Context variables are useful when:
A node needs to compare a property the current message with a previous message (node context)
Two bits of the same editor tab which are not connected by wires need to reference the same data (flow context)
A constant needs to be stored globally and may be referenced in many places - eg an API key (global context, though this is arguably better done with environment variables)
As @Colin says, Node-red provides the message object to pass data from one node to another. Take advantage of this and create a message property instead of a context variable.
Thanks for the feedback, will have to think about how I would accomplish this.
I am incrementing my counter values for all 10 about every second or so, and that’s why I am storing in the flow variables. Every hour I execute the API request for each, but the values are changing basically all the time it the equipment is in operation.
Is the start operation under node-red control or are you reading this from the machine?
If node-red is keeping track of the cycles then you certainly need somewhere to store that. Are you using persistent context for that? Probably a database would be more conventional.
The machines are standalone devices, and I just read their counter values or in some cases just look for a signal transition to determine if a cycle has occurred.
I would like to set this up as persistent, but haven’t had the time to figure that out yet.
I also keep track of hour meters for a different category of machines, but it’s done a little differently. Hour meters are stored in a central plc, and I just update them once daily. The value is then posted through api. This group is on a different schedule.
Well, some people have tried to put you off using globals. However, these may in fact be ideal. Since you can easily persist context variables.
As long as you bear these things in mind:
The sum of all of the variables need to fit comfortably into memory along side everything else.
As others have said, you must be careful what updates the variables. This should be pretty simple in your use-case though.
Be careful if persisting to file as the values are only written every 30sec unless you adjust the default write-through time.
Context variables are simple to use, easily persisted and are a very viable alternative to using a database in these limited cases.
To help with flow complexity, I would recommend sorting through your flow sections, wrap them in a group and top-and-tail them with a link-in/link-out where the out uses the "Return to calling link node" setting. With that, you can now have common compute flows that you pass data into from anywhere you need to and that returns the output. Like a sub-flow but without the overheads. Though subflows might also work for you. (you may want to add a msg._from to messages if you start to lose track of things, a msg._updated timestamp can also sometimes be helpful.)
In my view, for any reasonably simple data, using context variables is a perfectly good alternative to using a database if you don't need the capabilities that a database engine brings with it.

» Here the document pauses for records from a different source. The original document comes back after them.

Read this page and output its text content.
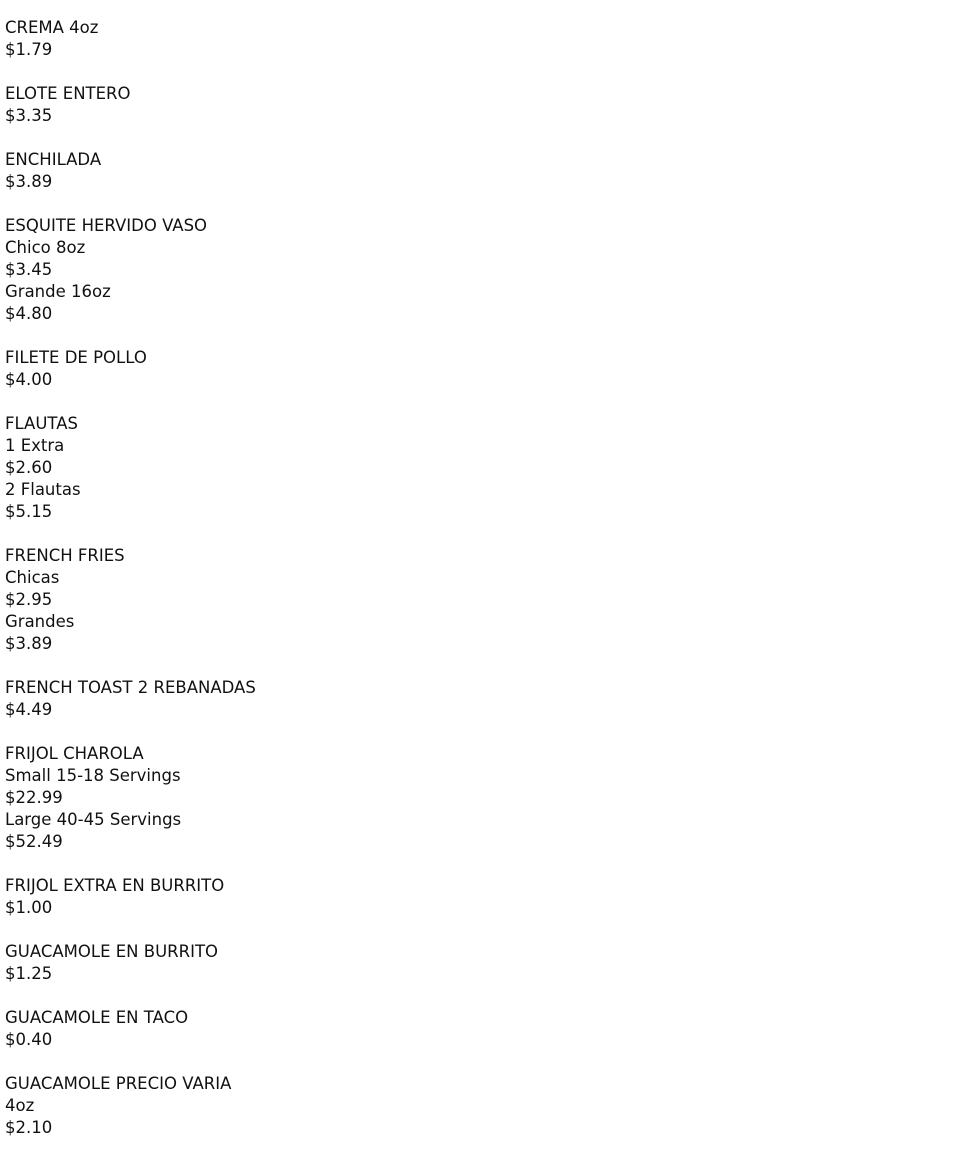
CREMA 4oz
$1.79
ELOTE ENTERO
$3.35
ENCHILADA
$3.89
ESQUITE HERVIDO VASO
Chico 8oz
$3.45
Grande 16oz
$4.80
FILETE DE POLLO
$4.00
FLAUTAS
1 Extra
$2.60
2 Flautas
$5.15
FRENCH FRIES
Chicas
$2.95
Grandes
$3.89
FRENCH TOAST 2 REBANADAS
$4.49
FRIJOL CHAROLA
Small 15-18 Servings
$22.99
Large 40-45 Servings
$52.49
FRIJOL EXTRA EN BURRITO
$1.00
GUACAMOLE EN BURRITO
$1.25
GUACAMOLE EN TACO
$0.40
GUACAMOLE PRECIO VARIA
4oz
$2.10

I have some very large JSON datasets in my live home automation server such as around 10 years worth of daily npm download stats for my main repositories. I really don't need to do much with them so no need for the complexity of a database just for those. Performance is great, simple to use should I need to, data is already at hand.
Julian makes a valid point that it is easy to persist context variables.
However, if it is important that your data persists over restarts, I find the context store method involving a scattering of json files and 30 second update interval very ragtailed.
Undoubtedly it does work but I would not call it robust.
Persistence is somewhat important as these counts is how we are generating preventative maintenance work orders. With that said, because of how frequently I am posting to the API if I lose power (which it’s connected to a ups also) if I lost 3600 counts for an interval that happens every 500k, it’s not the end of the world.
The most I would have is an hour of lost counts. When I start it up, I synchronize my flow variable with the value from the last api post before I continue counting.
Thanks for all the feedback and information, really appreciate it.
We ended up making a backup system entirely using context Basically we send a lot of telemetry to cloud db, but as soon as a request fails, it is added to a long queue in context. Every 5 min there is a flow to read and try to resend failed requests. If successful, it is deleted from context. If not, it remains, until eventually old junk is deleted after a set limit (24 hours).
I would suggest to only optimize anything when it is needed (either because of performance issues, or because the current system is hard to work with).
If your server can deal with the current architecture and there is enough network bandwidth, I would not complicate my life with manual data synchronization, global variables, single network call, etc., because the end results seems much harder to work with and easier to mess up / introduce bugs.
But since you mentioned each machine has a dedicated flow, I would rather try to simplify that (just like in programming: DRY principle) and implement the generic flow only once and call it with different parameters via link in/out+call nodes.